BMC Neuroscience 2012, 13:145  doi:10.1186/1471-2202-13-145

Published: 29 November 2012



An important problem in selective attention is determining the ways the primary visual cortex contributes to the encoding of bottom-up saliency and the types of neural computation that are effective to model this process. To address this problem, we constructed a two-layered network that satisfies the neurobiological constraints of the primary visual cortex to detect salient objects. We carried out experiments on both synthetic images and natural images to explore the influences of different factors, such as network structure, the size of each layer, the type of suppression and the combination strategy, on saliency detection performance.


The experimental results statistically demonstrated that the type and scale of filters contribute greatly to the encoding of bottom-up saliency. These two factors correspond to the mechanisms of invariant encoding and overcomplete representation in the primary visual cortex.

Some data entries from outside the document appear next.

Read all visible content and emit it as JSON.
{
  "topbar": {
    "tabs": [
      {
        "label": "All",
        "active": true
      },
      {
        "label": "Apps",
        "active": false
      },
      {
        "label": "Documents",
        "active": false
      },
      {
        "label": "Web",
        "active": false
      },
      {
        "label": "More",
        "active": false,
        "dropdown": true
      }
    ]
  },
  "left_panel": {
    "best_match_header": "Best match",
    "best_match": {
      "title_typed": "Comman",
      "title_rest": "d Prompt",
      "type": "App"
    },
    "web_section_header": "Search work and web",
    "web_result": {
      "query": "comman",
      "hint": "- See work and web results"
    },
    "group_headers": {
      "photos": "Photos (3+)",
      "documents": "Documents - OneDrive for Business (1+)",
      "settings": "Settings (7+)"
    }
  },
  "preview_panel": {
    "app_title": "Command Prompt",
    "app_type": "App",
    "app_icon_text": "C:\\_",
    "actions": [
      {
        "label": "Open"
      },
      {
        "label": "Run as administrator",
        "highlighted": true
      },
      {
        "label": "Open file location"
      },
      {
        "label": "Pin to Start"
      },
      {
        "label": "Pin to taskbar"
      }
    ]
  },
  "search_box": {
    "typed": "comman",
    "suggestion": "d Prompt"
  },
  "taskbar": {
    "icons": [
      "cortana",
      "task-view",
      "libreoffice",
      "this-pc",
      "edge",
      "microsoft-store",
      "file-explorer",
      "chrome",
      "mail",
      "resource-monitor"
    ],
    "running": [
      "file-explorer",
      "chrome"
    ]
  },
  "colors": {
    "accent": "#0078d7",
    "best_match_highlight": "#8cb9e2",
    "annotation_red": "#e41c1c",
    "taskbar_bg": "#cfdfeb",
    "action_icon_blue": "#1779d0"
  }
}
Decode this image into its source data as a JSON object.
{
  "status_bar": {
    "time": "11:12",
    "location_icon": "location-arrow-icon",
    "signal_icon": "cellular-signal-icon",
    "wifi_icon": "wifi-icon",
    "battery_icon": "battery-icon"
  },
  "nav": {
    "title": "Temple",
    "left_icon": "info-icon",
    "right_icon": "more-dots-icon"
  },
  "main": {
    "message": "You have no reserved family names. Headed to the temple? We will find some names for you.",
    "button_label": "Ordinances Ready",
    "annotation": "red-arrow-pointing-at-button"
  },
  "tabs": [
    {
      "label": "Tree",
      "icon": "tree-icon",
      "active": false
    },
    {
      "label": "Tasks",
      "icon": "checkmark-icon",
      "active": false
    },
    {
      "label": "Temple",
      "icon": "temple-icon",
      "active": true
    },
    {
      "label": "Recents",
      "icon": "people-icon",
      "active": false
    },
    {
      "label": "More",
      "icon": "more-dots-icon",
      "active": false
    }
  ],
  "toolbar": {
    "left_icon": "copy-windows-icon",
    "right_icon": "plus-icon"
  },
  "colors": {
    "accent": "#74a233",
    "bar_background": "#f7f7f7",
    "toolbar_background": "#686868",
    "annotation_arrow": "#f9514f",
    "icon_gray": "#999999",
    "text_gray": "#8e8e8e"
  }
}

(1) Instead of constructing Gabor functions or Gaussian pyramids filters for feature extraction as traditional attention models do, we learn overcomplete basis sets from natural images to extract features for saliency detection. Experiments show that given the proper layer size and a robust combination strategy, the learned overcomplete basis set outperforms a complete set and Gabor pyramids in visual saliency detection. This finding can potentially be applied in task-dependent and supervised object detection.

(2) A hierarchical coding model that can represent invariant features, is designed for the pre-attentive stage of bottom-up attention. This coding model improves robustness to noises and distractions and improves the ability of detecting salient structures, such as collinear and co-circular structures, and several composite stimuli. This result indicates that invariant representation contributes to saliency detection (popping out) in bottom-up attention.

The aforementioned perspectives will significantly contribute to the in-depth understanding of the information processing mechanism in the primary visual system.